The company added that hashing could flag videos that use original footage in the proper context, such as in a news video.

How hashing works

Video hashing works by breaking down a video into key frames and giving each a unique alphanumerical signature, or hash. That hash is collected into a central database, where every video or photo that is uploaded to a platform is then compared against that dataset.

The system requires a database of images and doesn’t use artificial intelligence to identify what is in an image — it only identifies a match between images and videos.

“Hashing has the advantage that it works at scale,” said Farid.

In 2008, Farid worked with Microsoft to create PhotoDNA, a system that can quickly identify child pornography at massive scale. PhotoDNA is currently being used by most major tech platforms, he said.

“It’s exceedingly fast,” he said. “It allows you to deal with billions of uploads a day.”

According to Farid, each image users have uploaded to Facebook in the last 10 years has been “scanned against a known database of child sexual abuse material.”

Platforms also use hashing to monitor videos for copyright infringement. If you try to upload a copy of the Avengers film onto YouTube, you won’t get very far, thanks to hashing.

Tech platforms have shown more interest in hashing over the years to stop the spread of terrorist videos. After years of the platforms struggling with these issues, Facebook, Youtube, Twitter and Microsoft joined to create the Global Internet Forum to Counter Terrorism, an organization that maintains a database of known terrorist extremism hashes.

Tech companies hesitant to implement

Although hashing has been used by tech companies for years, Facebook and Google said the future of content moderation mostly lies in artificial intelligence.
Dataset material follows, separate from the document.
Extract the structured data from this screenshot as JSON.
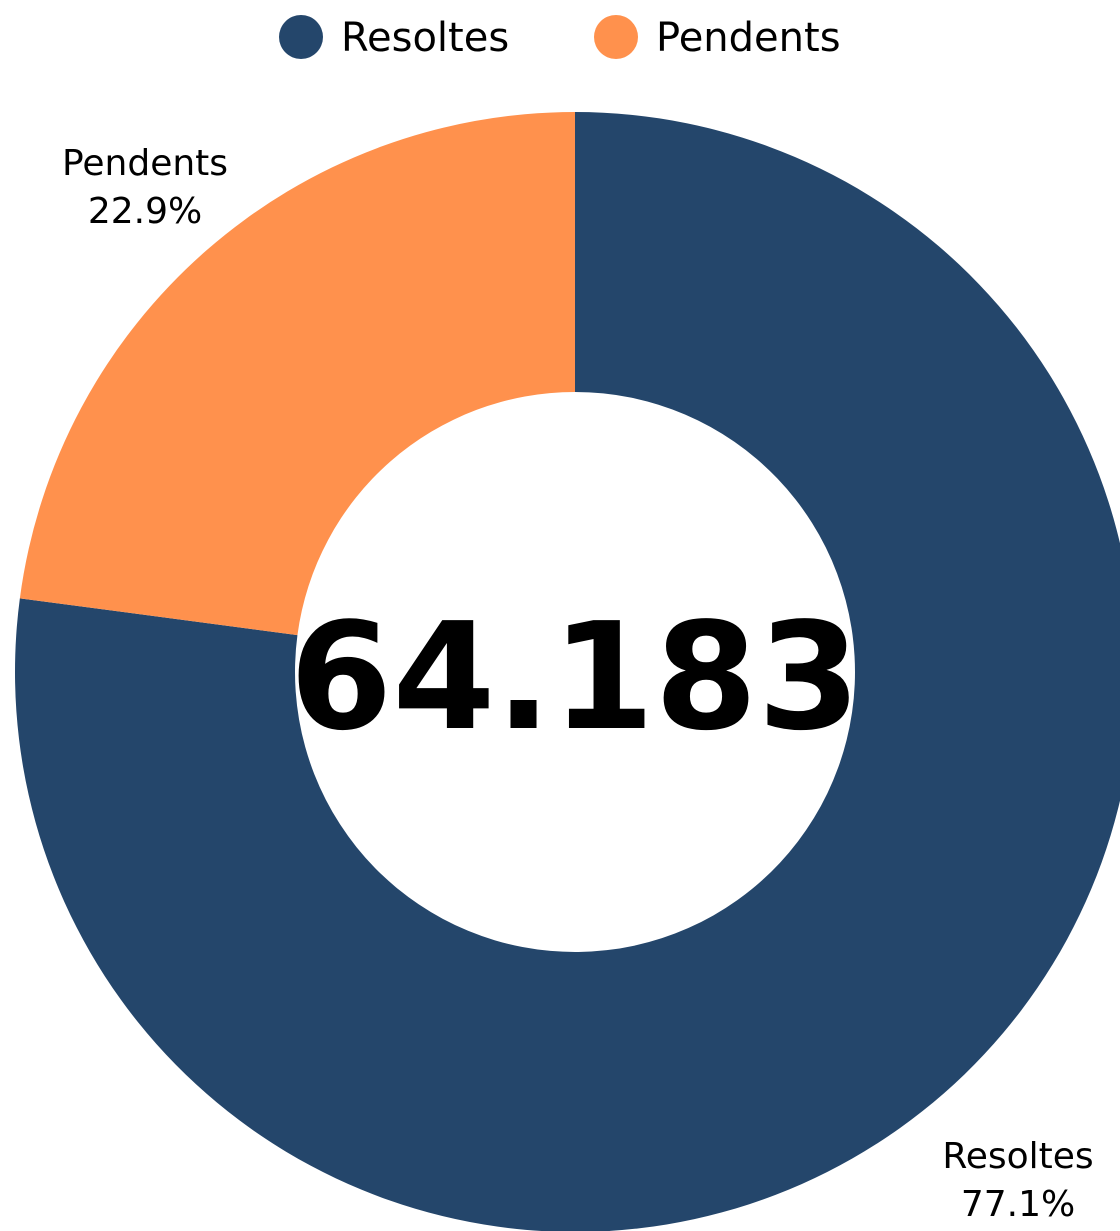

“If we fast forward 5 or 10 years, I think we’re going to have more AI technology that can do that in more areas,” Mark Zuckerberg said in his testimony to the Senate Commerce and Judiciary committees in April 2018.

But to Farid, that answer is insufficient: “I don’t know what you do in the interim five or 10 years. I guess we live with it?”

“It’s been proven to work in the child abuse space, the copyright infringement space and now in the extremism space, so there are no more excuses,” Farid said. “You can’t pretend that you don’t have technology. The decision not to do this is a question of will and policy — not a question of technology.”